Bruxelles – Riforma del patto di stabilità, e riforma del Meccanismo europeo di stabilità (Mes). Conti pubblici e loro gestione, banche e unione bancaria. Le riunioni informali di Eurogruppo ed Ecofin in programma nel fine settimana a Stoccolma (27 e 28 aprile) si annunciano incandescenti, per temi e protagonisti. Giancarlo Giorgetti e Christian Lindnder su tutti. I ministri economici di Italia e Germania hanno dossier scottanti tra le mani, e un diverso ruolo da giocare. Il primo, alle prese con una ratifica del Mes avvenuta ovunque ad eccezione dell’Italia, e che dovrà fare i conti con le inevitabili richieste di spiegazioni (che potrebbero anche riguardare la sconfitta della maggioranza oggi in Aula alla Camera sullo scostamento di bilancio)

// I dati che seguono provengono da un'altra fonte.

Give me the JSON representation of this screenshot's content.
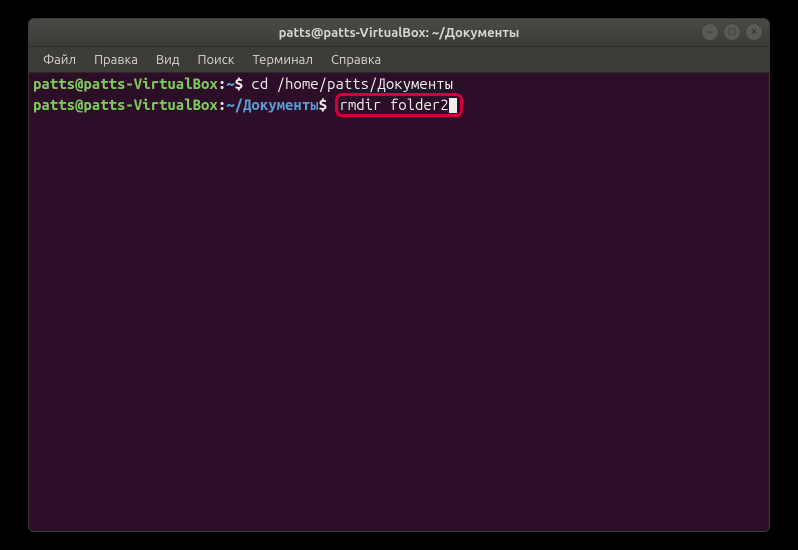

Inevitabili perché nell’agenda dell’Eurogruppo si parla di unione bancaria, e in quest’ottica il Fondo salva-Stati potenziato avrebbe un ruolo non indifferente. Da accordo siglato a fine gennaio 2021, dall’1 gennaio 2022 il fondo salva-Stati avrebbe dovuto iniziare a fornire denaro al Fondo di risoluzione unico, istituito per ristrutturare o liquidare le banche in difficoltà. L’Ue è in ritardo, e adesso lo è a causa dell’Italia, unico a non aver completato l’iter di ratifica parlamentare. Il governo Meloni ha espresso pubblicamente l’intenzione di non volerlo portare a termine, e Giorgetti dovrà respingere assalti e assedio dei partner, sempre più spazientiti.
Il doppio appuntamento in Svezia è anche l’occasione per iniziare ragionamento e confronto sulla proposta di riforma del patto di stabilità. Una proposta che richiederà “un ulteriore dibattito”, ha messo in chiaro il ministro dell’Economia, tedesco, Christian Lindner, per nulla convinto di quanto messo sul tavolo dall’esecutivo comunitario. Si vede un allentamento eccessivo delle regole comuni, non accompagnato da “riferimenti numerici e soglie” che invece l’esponente dei liberali tedeschi avrebbe gradito.
La Commissione promette traiettorie tecniche di riduzione del debito, per la cui definizione attende però l’approvazione della proposta da parte di Consiglio e Parlamento Ue, auspicabilmente entro fine anno. Solo dopo, a quel punto per inizio 2024, Bruxelles si metterebbe all’opera per dire quanto deve fare ciascun Paese. Sono questi dettagli mancanti che vedono l’irrigidimento di Linder. “Dobbiamo garantire che l’economia in Europa sia stabile e superare gli elevati debiti e deficit”. Siccome, scandisce, “la Germania non può accettare proposte che equivalgano ad un ammorbidimento del Patto di stabilità e crescita“, ne deriva che “nessuno dovrebbe pensare che l’approvazione del governo federale è automaticamente assicurata”.
E’ con questo spirito che la Germania si siede al tavolo. Un tavolo di confronto, come tutti quelli informali, che potrebbe tornare a dividersi tra i due tradizionali club, quelli del rigore e quelli della spesa. A Bruxelles provano a rassicurare. Si chiarisce che sarà data attenzione alla spesa netta di governo, unica voce che risponde al controllo degli Stati. Perché, spiegano nella capitale dell’Ue, le entrate possono fluttuare a seconda dell’andamento economico generale, che non possono essere gestiti dagli esecutivi nazionali. La spesa, invece, sì. Ed è qui opererà la valutazione della Commissione. L’introduzione dell’obbligo di un rapporto deficit/Pil entro il 3 per cento, con la conseguente correzione dello 0,5 per cento l’anno in caso di eccedenza, interviene proprio su questo: la spesa pubblica netta. A Berlino però si respira aria di scettiscismo.